Emine Altın da bugün İstanbul Üniversitesi Hukuk Fakültesinde okuyamayan, eğitim hakkı engellenen bir öğrenci. 2019 yılı üniversite sınavında derece yaparak 719. oldu. Fakat iki yıldır İzmir Şakran Cezaevinde tutuklu olduğu için eğitim hakkı engelleniyor. Sınavlara girmesine izin verilmiyor. Cumhurbaşkanlığı İletişim Merkezinden (CİMER) 7 Ocak 2020’de gelen en son cevaba göre Altın ‘toplum güvenliğini tehlikeye atabilir’ diye sınavlara alınmıyor.

26 Şubat 2020 Çarşamba

Üniversite sınavında derece yaptı ancak ‘terörist’ iftirasıyla eğitim hakkını elinden aldılar

26 Şubat 2020 
Hukuk fakültesini derece yaparak kazanan tutuklu öğrenci Emine Altın’ın sınavlara girmesine izin verilmiyor. CİMER’in gerekçesi: “Toplumun güvenliğini tehlikeye düşürebilir!”



İzmir Şakran Cezaevinde 14 Şubat 2018’den bu yana tutuklu bulunan Emine Altın, 2019 üniversiteye giriş sınavında derece yaptığı halde okumasına izin verilmiyor. Cemaat soruşturmaları kapsamında tutuklanan Altın İstanbul Üniversitesi Hukuk Fakültesi sınavlarına giremiyor.

Cumhurbaşkanlığı İletişim Merkezi ile (CİMER) 4-5 kez yazışma yapan aileye 7 Ocak 2020’de gelen en son cevaba göre Altın ‘toplum güvenliğini tehlikeye atabilir’ diye sınavlara alınmıyor.

Cevapta şöyle deniliyor: “Ceza infaz kurumu düzeni ile toplum güvenliğini tehlikeye düşürebileceği, terör örgütü veya diğer suç örgütü üyelerinin örgütsel amaçlı faaliyet ve haberleşmelerine imkân sağlayabileceği, yol, kalınacak ceza infaz kurumu ya da sınav merkezi veya okulda güvenlik açısından sakınca bulunabileceği değerlendirildiği takdirde Cumhuriyet Başsavcılığınca sınırlama…”

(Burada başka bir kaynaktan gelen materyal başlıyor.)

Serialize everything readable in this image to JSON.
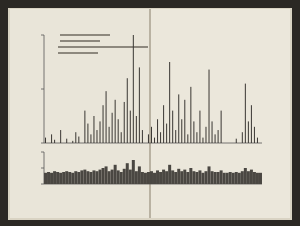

BEBEĞİNİ KAYBETTİ, TUTUKLANDI, EŞİ İLE GÖRÜŞTÜRÜLMEDİ

Anayasa’nın 42. maddesinde yer alan “Kimse eğitim öğrenim hakkından yoksun bırakılamaz” hükmü hiçe sayılarak eğitim hakkı elinden alınan Emine Altın’ın annesi Fadime Mersin, yaşanan hukuksuzluğa tepki gösterdi.

Mersin, “Tutuklu olanların okumasına müsaade eden okullar arasında İstanbul Üniversitesi olduğu için bu hukuk fakültesine kayıt yaptırdık. Şimdi sınavlara girmesine izin vermiyorlar. Kızınız terörle yargılanıyor, öğrencilere zarar verir. Mesuliyet alamayız. Burada okutamayız diyorlar. İlk başta devlet izin verirse, masrafları da siz karşılarsınız sınavlara girebilir demişlerdi. Şimdi devlet evlet izin vermiyor diyorlar. Madem okumasına izin verilmeyecekti neden sınava girmesine izin verildi. Hem sevindik hem de sevincimiz kursağımızda kaldı” dedi.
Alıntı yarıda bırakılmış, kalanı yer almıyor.